The proposed regulations allow partnerships to elect to defer capital gains at the entity level, and none of the gain need be included in the partners’ distributive shares. If the partnership decides not to defer gain and invest in an eligible fund, partners can make the elections on their portions of the distributive shares, if other requirements are met, the proposed regs say.

Under section 1400Z-2(e)(1), if a taxpayer makes an investment in which some amounts are subject to deferral and others aren’t, those amounts should be treated as separate investments.

The proposed rules clarify that deemed contributions under section 752(a) don’t constitute an investment in a qualified opportunity fund and therefore don’t result in the partner’s having a separate investment. Under section 752(a), any increase in a partner’s share of liabilities, or assumption of liabilities, is considered a contribution from the partner to the partnership.

The statute refers to investment vehicles that qualify for the program as those organized as a corporation or a partnership, so some practitioners wondered whether that meant limited liability companies taxed as corporations or partnerships would technically be ineligible. In the proposed regulations, the government clarifies that a fund “must be an entity classified as a corporation or partnership for federal income tax purposes.”

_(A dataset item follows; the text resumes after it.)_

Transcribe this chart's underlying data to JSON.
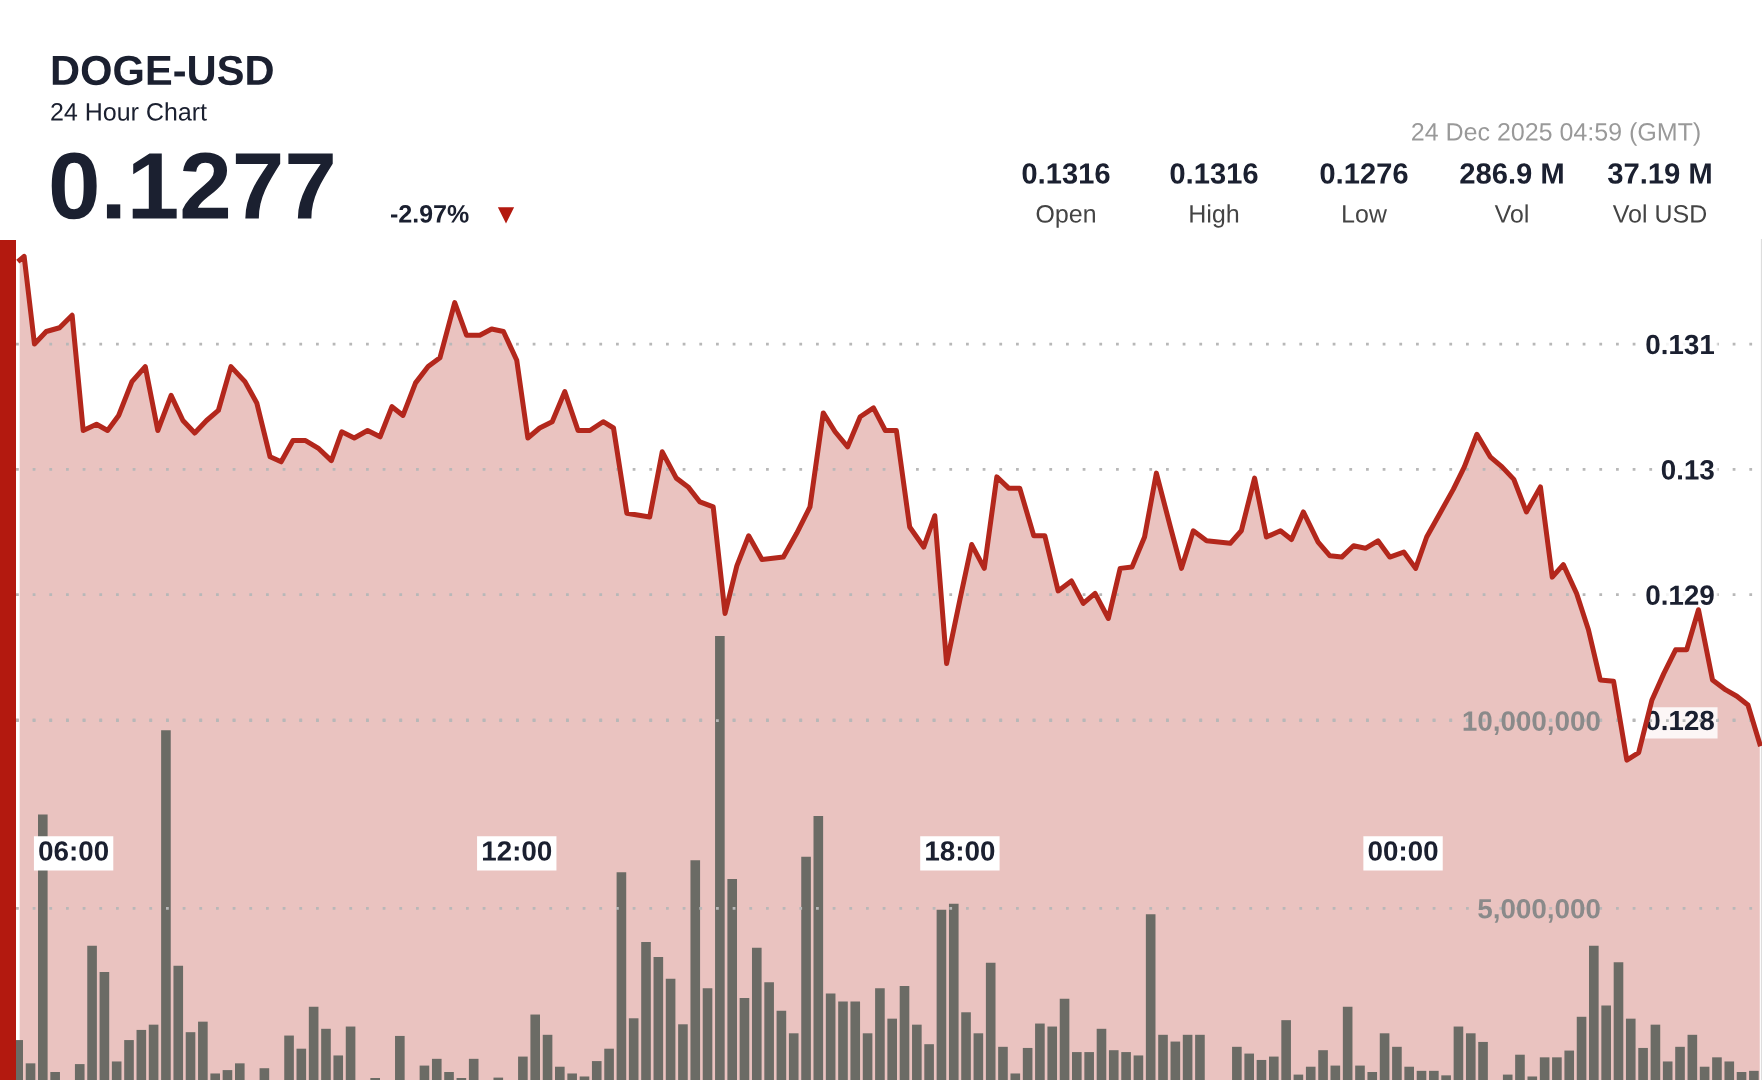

Bernier said it’s interesting that the proposed regs allow funds to be used as collateral. He used the example of a taxpayer who invests in real estate and after six years wants to refinance the property and take cash out.

“Under an Opportunity Zone structure, if you refinance the property and took cash out of the Opportunity Zone fund, that would be a disposition and trigger the gain and reduce the amount of investment that is eligible for the 10-year deferral,” Bernier said. “But if you can use [the fund] as collateral, instead of refinancing the property and pulling the cash, you can borrow against the Opportunity Zone fund.” There are a few extra hurdles to using that strategy, but it’s valuable in the real estate world and would be the rough equivalent of a cash-out refinancing, Bernier said.

Other Guidance

Also released October 19 was Rev. Rul. 2018-29, 2018-45 IRB 1, which clarifies the treatment of a qualified fund purchasing an existing building, and whether substantial improvements to the building mean additions to adjusted tax basis in the building, or to the building and the land.

For example, it clarifies that if a fund purchases a building wholly within an Opportunity Zone, a substantial improvement to the building is measured by the fund’s additions to the adjusted basis of the building. Measuring that doesn’t require the fund to separately improve the land on which the building is situated, according to the revenue ruling.

Nickolas Gianou, also of Skadden, said that before the proposed regulations were issued, it was unclear whether improvements needed to be made on both the land and the building. “For zones in which land value is significant and meaningful, this is going to make projects a lot more feasible because it’s just the value attributable to the building that you have to reinvest in,” Gianou said.

Stephanie Cumings contributed to this article.